Simple Sundays | Fog
My mind crossed the murky threshold between lucidity and fleeting dreamlike trance, and I desperately tried to remember the source of my tears as I felt the soft pillow that cradled my head and the warm blanket that was not mine. The realization that I was not home became clear, and I thought of the father and son in my dreams and wondered where they came from.
As I settled back and coaxed myself to sleep, I wanted to return to that dream, that classroom, where parents and children sat in a circle. The little ones swelled with the pride that comes when mommies and daddies pay a visit to their world. Surrounded by construction papered walls and sitting on pint sized chairs, the teacher smiled and told the father that it was his turn to read his son’s story.
There was a hesitation as he turned the first page, bound by string. On top, there was a picture, and below, sentences, carved in crayon. I can’t remember the story. But I remembered the father as he read each line, page after page. He stammered. He faltered. He sounded out the words his son had scribbled on each page. Simple words, like “ball” and “house.” You see, the father had just learned to read a few months ago.

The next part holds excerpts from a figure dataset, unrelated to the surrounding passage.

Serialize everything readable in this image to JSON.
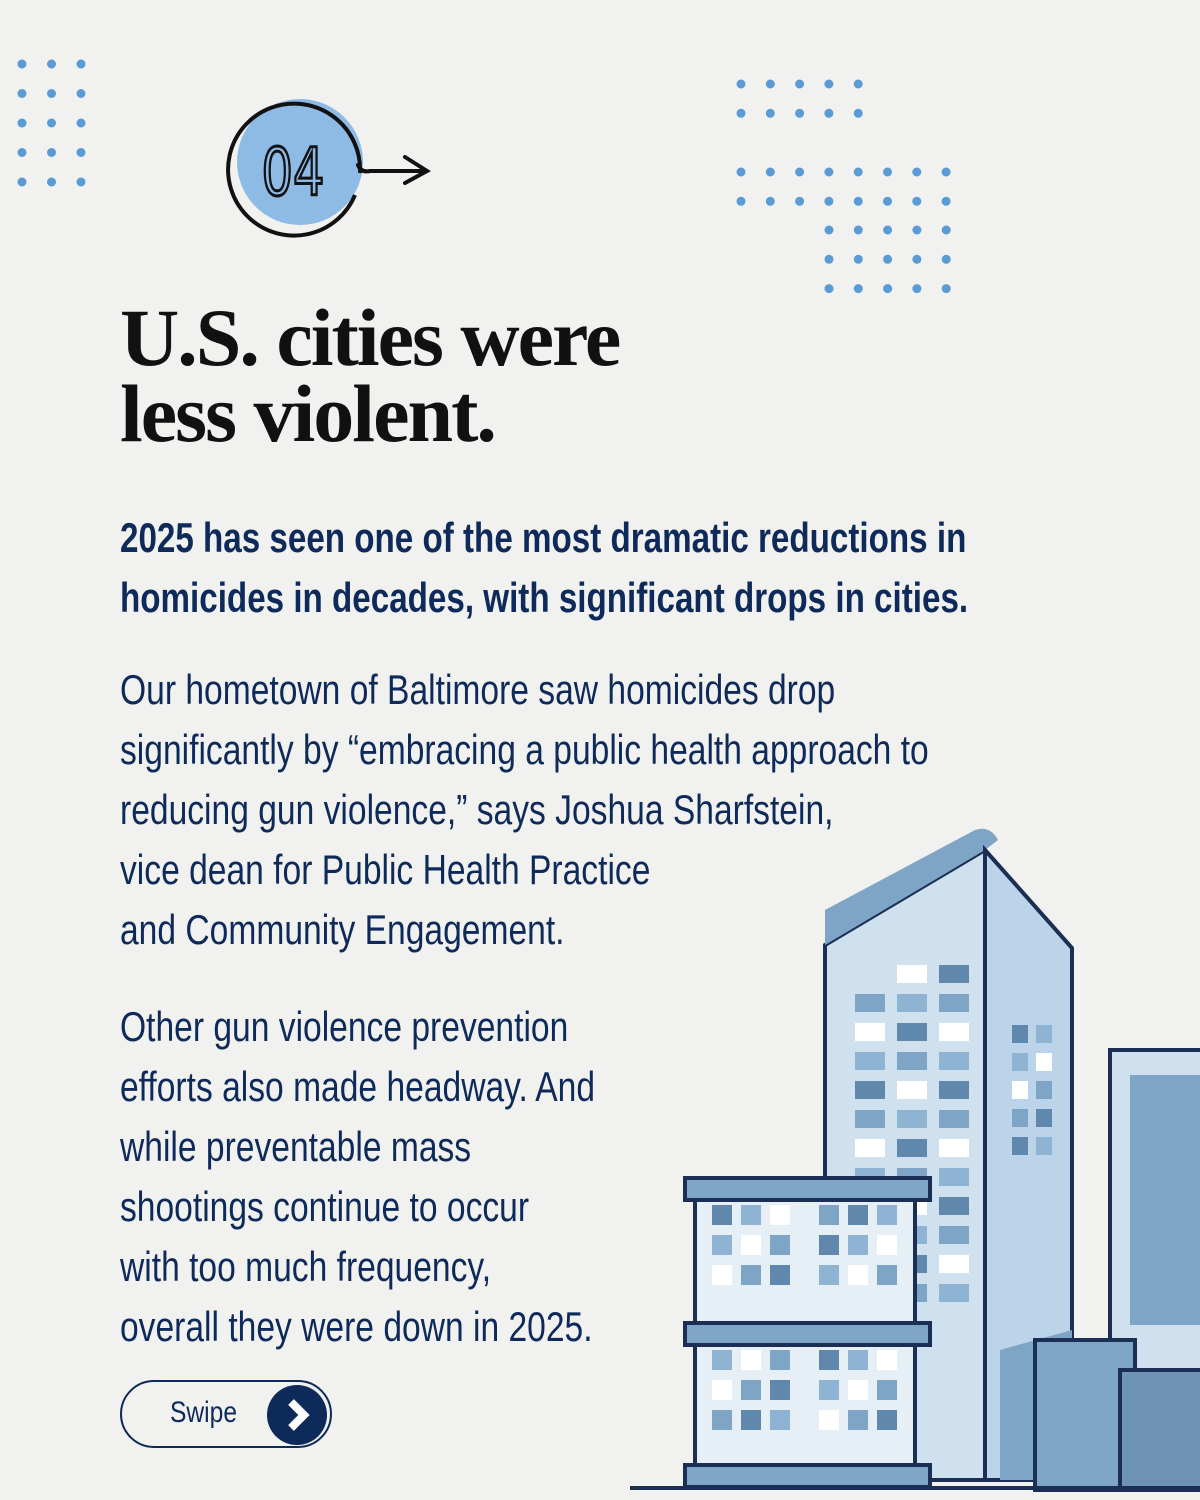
{
  "step_badge": {
    "number": "04",
    "accent": "#8dbbe6"
  },
  "headline": [
    "U.S. cities were",
    "less violent."
  ],
  "subheading": [
    "2025 has seen one of the most dramatic reductions in",
    "homicides in decades, with significant drops in cities."
  ],
  "paragraph1": [
    "Our hometown of Baltimore saw homicides drop",
    "significantly by “embracing a public health approach to",
    "reducing gun violence,” says Joshua Sharfstein,",
    "vice dean for Public Health Practice",
    "and Community Engagement."
  ],
  "paragraph2": [
    "Other gun violence prevention",
    "efforts also made headway. And",
    "while preventable mass",
    "shootings continue to occur",
    "with too much frequency,",
    "overall they were down in 2025."
  ],
  "swipe_button": {
    "label": "Swipe",
    "icon": "chevron-right-icon"
  },
  "colors": {
    "navy": "#0e2a5a",
    "dot_blue": "#5b9bd5",
    "building_blue": "#7fa5c6"
  }
}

My heart swelled as I witnessed this moment between father and son with pride, and yes, even with a little sorrow, but mostly, happiness. I may not be able to tell you the boy’s story, but it does not matter. He wrote it for his dad…it was meant for him. And now, he could read it.
I cried for joy. And as a sob escaped from the back of my throat…I woke up.
I’m not sure what this dream means, and why I feel compelled to share it with you. But when you experience such emotion, sometimes it is better to share.
I have been at Altitude Summit for the last four days, a conference that brings together the worlds of creatives, blogs, and brands, and I do plan on sharing more with you. I left Salt Lake City cloaked in fog, and I need to process my experience for a little while. For today’s Simple Sunday, I just wanted to tell you this story, and I hope that is okay.